Föttinger und die Flugbahn

Dipl.-Ing. Franz Kruckenberg gründete die Flugbahn-Gesellschaft mbH zum Bau des "Schienenzeppelins" mit Heck-Propeller-Antrieb. Die ersten Schnellfahrten wurden am 25.9.1930 durchgeführt. Da sich der Luftschraubenantrieb nicht durchsetzen ließ, so musste ein innovativer Rad-Schiene-Antrieb entwickelt werden.

Eine ausführliche Darstellung der Kruckenberg´schen Entwicklungen findet sich in:
A. Gottwald:
Der Schienenzeppelin - Franz Kruckenberg und die Reichsbahn-Schnelltriebwagen der Vorkriegszeit 1929 - 1939 , EK-Verlag 2006 [1]

Bei den Überlegungen zur Entwicklung eines alternativen Antriebs knüpfte Franz Kruckenberg und Curt Stedefeld Kontakte zu ihrem Lehrer aus Danziger Zeiten, nämlich Professor Dr.-Ing. Hermann Föttinger.

Im Vorwort seiner Denkschrift "Die Flugbahn" [2] berichtet der Autor Dipl.-Ing. Franz Kruckenberg den Beginn seiner Zusammenarbeit mit Hermann Föttinger.
Zitat:".......
Während der „Schienenzeppelin" in der Herstellung war, beschlossen wir, in der Erkenntnis, daß die wirtschaftliche Verwendung eines Propellers erst bei etwa 200 km/h beginnt, das von Professor Föttinger 1908 erfundene Flüssigkeits-Getriebe für Triebwagen zur Einführung zu bringen. Wir waren zu der Überzeugung gelangt, daß es dem mechanischen oder Elektro-Antrieb überlegen sein werde. Im Juni 1930 machten wir Professor Föttinger mit diesem unseren Plan bekannt. In Gemeinschaftsarbeit mit ihm nahmen wir alsbald eine Maschinenanlage von 600 PS in Konstruktion und konnten im April 1932 in unserer eigenen Werkstatt mit deren Herstellung beginnen. Im August 1932 wurde der „Schienenzeppelin" kurz hinter dem vorderen Laufwerk durchschnitten und der Anbau eines neuen Kopfes mit einem zweiachsigen Laufwerk, die Föttinger-Flüssigkeitsgetriebe für beide Fahrtrichtungen enthaltend, in der eigenen Werkstatt durchgeführt. Mitte November 1932 waren wir mit der erfolgreichen Erprobung des Fahrzeuges mit dem neuartigen Radantrieb fertig. Erst im April 1933 durften wir den Wagen auf Betriebsstrecken der Reichsbahn vorführen. Zwecks Dauererprobung ging er im November 1934 in den Besitz der Reichsbahn über........."

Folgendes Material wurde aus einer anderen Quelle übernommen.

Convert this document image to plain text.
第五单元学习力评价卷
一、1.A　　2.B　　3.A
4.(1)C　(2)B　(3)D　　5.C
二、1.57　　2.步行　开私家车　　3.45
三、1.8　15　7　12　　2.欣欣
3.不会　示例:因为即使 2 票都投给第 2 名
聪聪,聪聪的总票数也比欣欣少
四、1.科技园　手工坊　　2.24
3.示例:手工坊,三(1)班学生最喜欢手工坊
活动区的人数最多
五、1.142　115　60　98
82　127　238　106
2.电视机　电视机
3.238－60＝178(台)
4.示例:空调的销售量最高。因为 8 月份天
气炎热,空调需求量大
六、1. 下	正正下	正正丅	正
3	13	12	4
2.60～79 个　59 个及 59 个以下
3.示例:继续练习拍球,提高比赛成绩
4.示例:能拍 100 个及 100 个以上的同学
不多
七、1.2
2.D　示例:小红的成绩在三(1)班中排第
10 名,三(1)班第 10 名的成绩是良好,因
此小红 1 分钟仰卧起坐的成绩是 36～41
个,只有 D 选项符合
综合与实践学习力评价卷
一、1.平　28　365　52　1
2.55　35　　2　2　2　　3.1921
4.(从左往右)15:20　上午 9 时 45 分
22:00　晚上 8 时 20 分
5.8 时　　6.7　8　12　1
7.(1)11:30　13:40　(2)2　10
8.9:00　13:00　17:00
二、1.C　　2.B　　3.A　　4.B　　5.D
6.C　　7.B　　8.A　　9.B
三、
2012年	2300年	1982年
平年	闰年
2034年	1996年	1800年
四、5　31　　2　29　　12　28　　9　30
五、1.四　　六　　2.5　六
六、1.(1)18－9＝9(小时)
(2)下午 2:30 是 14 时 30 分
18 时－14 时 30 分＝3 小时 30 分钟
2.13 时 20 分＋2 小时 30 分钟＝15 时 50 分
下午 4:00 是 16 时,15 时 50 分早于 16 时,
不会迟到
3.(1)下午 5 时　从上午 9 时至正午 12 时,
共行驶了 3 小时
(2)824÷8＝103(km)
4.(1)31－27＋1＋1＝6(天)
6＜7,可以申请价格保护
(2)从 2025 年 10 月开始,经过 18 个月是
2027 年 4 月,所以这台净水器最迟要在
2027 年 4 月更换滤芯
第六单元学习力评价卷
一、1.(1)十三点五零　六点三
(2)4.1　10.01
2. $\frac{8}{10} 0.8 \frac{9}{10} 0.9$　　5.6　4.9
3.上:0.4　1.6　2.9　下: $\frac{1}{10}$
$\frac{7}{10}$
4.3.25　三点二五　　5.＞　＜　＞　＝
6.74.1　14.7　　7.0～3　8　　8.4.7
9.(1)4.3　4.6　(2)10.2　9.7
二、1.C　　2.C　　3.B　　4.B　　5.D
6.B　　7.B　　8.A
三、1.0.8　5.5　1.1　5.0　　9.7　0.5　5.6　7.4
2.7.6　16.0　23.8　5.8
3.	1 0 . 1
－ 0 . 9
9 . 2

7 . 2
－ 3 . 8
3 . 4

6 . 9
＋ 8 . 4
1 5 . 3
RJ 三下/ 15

Der Schienenzeppelin trug damit als erstes dieselhydraulisches Schienenfahrzeug zur Entwicklung von Diesellokomotiven mit hydraulischer Kraftübertragung bei; 1939 veranlasste die Deutsche Reichsbahn den Abbruch des Fahrzeuges. Es wurde nie fahrplanmäßig eingesetzt..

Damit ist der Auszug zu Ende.